从奥氮平综合临床试验数据库中选取随机、双盲、对照试验急性期(-8周)的DSM-III或DSM-IV精神分裂症患者,评估锥体外系综合征(EPS)的发生频率和严重程度。
这项回顾性分析纳入了1991年11月11日至2001年7月31日期间的23项临床试验和4611例患者。使用治疗中出现的不良事件数据比较肌张力障碍、帕金森症和静坐不能事件的发生率。比较辛普森-安格斯量表和巴恩斯静坐不能量表(BAS)评分的分类分析、抗胆碱能药物的使用情况,以及辛普森-安格斯量表和BAS评分从基线到终点的变化。

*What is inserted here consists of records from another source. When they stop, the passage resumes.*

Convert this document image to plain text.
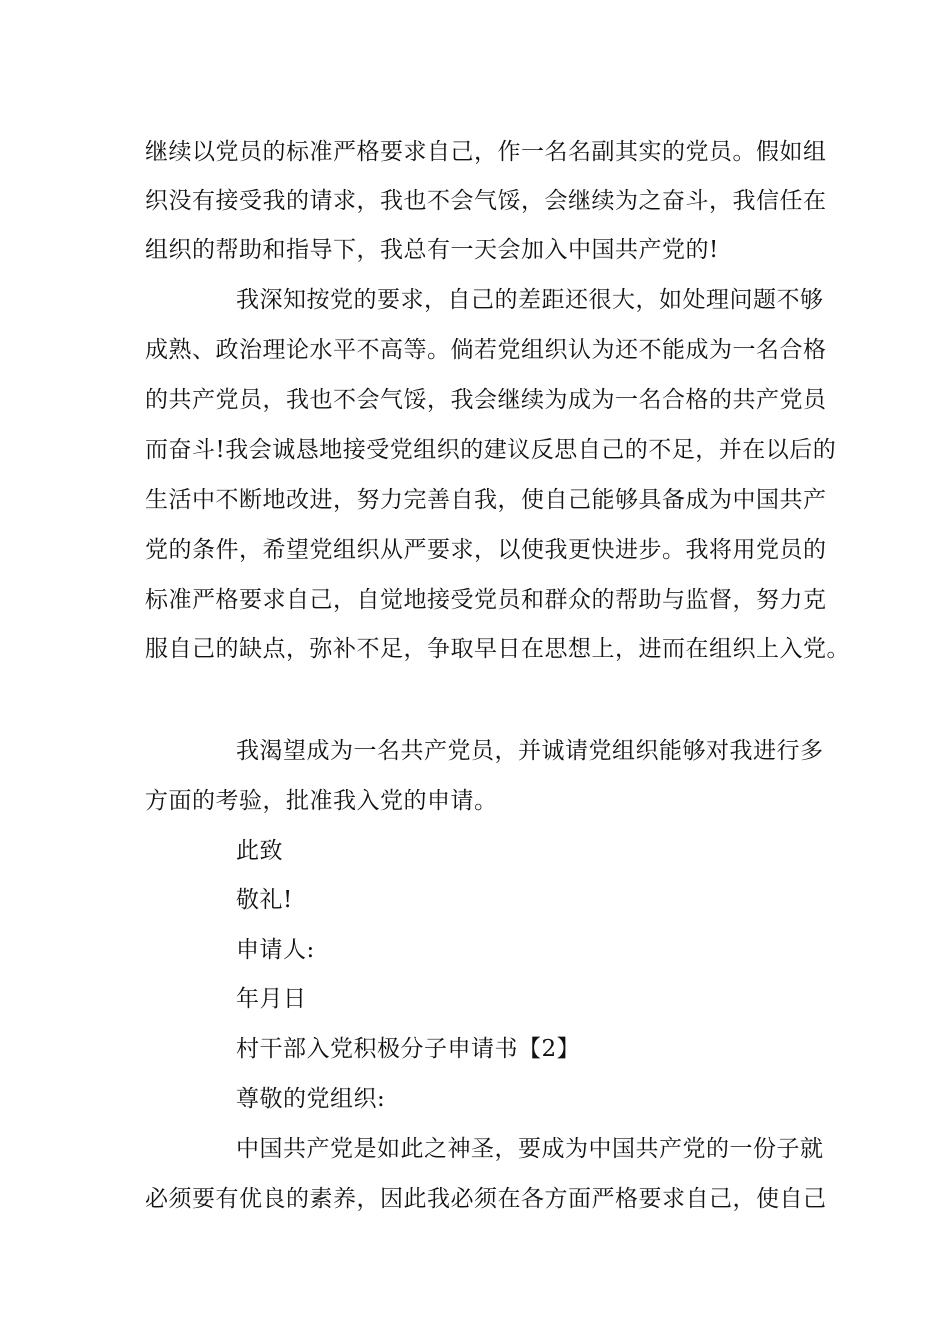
继续以党员的标准严格要求自己，作一名名副其实的党员。假如组
织没有接受我的请求，我也不会气馁，会继续为之奋斗，我信任在
组织的帮助和指导下，我总有一天会加入中国共产党的!
我深知按党的要求，自己的差距还很大，如处理问题不够
成熟、政治理论水平不高等。倘若党组织认为还不能成为一名合格
的共产党员，我也不会气馁，我会继续为成为一名合格的共产党员
而奋斗!我会诚恳地接受党组织的建议反思自己的不足，并在以后的
生活中不断地改进，努力完善自我，使自己能够具备成为中国共产
党的条件，希望党组织从严要求，以使我更快进步。我将用党员的
标准严格要求自己，自觉地接受党员和群众的帮助与监督，努力克
服自己的缺点，弥补不足，争取早日在思想上，进而在组织上入党。
我渴望成为一名共产党员，并诚请党组织能够对我进行多
方面的考验，批准我入党的申请。
此致
敬礼!
申请人:
年月日
村干部入党积极分子申请书【2】
尊敬的党组织:
中国共产党是如此之神圣，要成为中国共产党的一份子就
必须要有优良的素养，因此我必须在各方面严格要求自己，使自己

与接受氟哌啶醇治疗的患者(p<.001)或利培酮治疗的患者(p =.047)相比,接受奥氮平治疗的患者发生肌张力障碍事件的比例显著更低。与接受奥氮平治疗的患者相比,接受氟哌啶醇治疗的患者发生帕金森症(p<.001)和静坐不能(p<.001)事件的比例显著更高。辛普森-安格斯量表评分的分类分析显示,与接受奥氮平治疗的患者相比,接受氟哌啶醇治疗的患者(p<.001)或利培酮治疗的患者(p =.004)发生帕金森症的比例显著更高。与接受氟哌啶醇治疗的患者(p<.001)、利培酮治疗的患者(p<.001)或氯氮平治疗的患者(p =.032)相比,接受奥氮平治疗的患者辛普森-安格斯量表评分的降低幅度显著更大。BAS评分的分类分析显示,与接受奥氮平治疗的患者相比,接受氟哌啶醇治疗的患者出现治疗中出现的静坐不能的比例显著更高(p<.001)。与安慰剂(p =.007)、氟哌啶醇(p<.001)和利培酮(p =.004)治疗相比,奥氮平治疗期间BAS评分的降低幅度显著更大。与接受氟哌啶醇治疗的患者(p<.001)或利培酮治疗的患者(p =.018)相比,接受奥氮平治疗的患者接受抗胆碱能药物治疗的比例显著更低。与接受奥氮平治疗的患者相比,氟哌啶醇治疗的患者(p<.001)或利培酮治疗的患者(p =.040)抗胆碱能联合治疗的持续时间显著更长,而氯氮平治疗的患者抗胆碱能联合治疗的持续时间显著更短(p =.021)。
对奥氮平临床试验现有数据的分析为奥氮平良好的EPS特征提供了更多支持。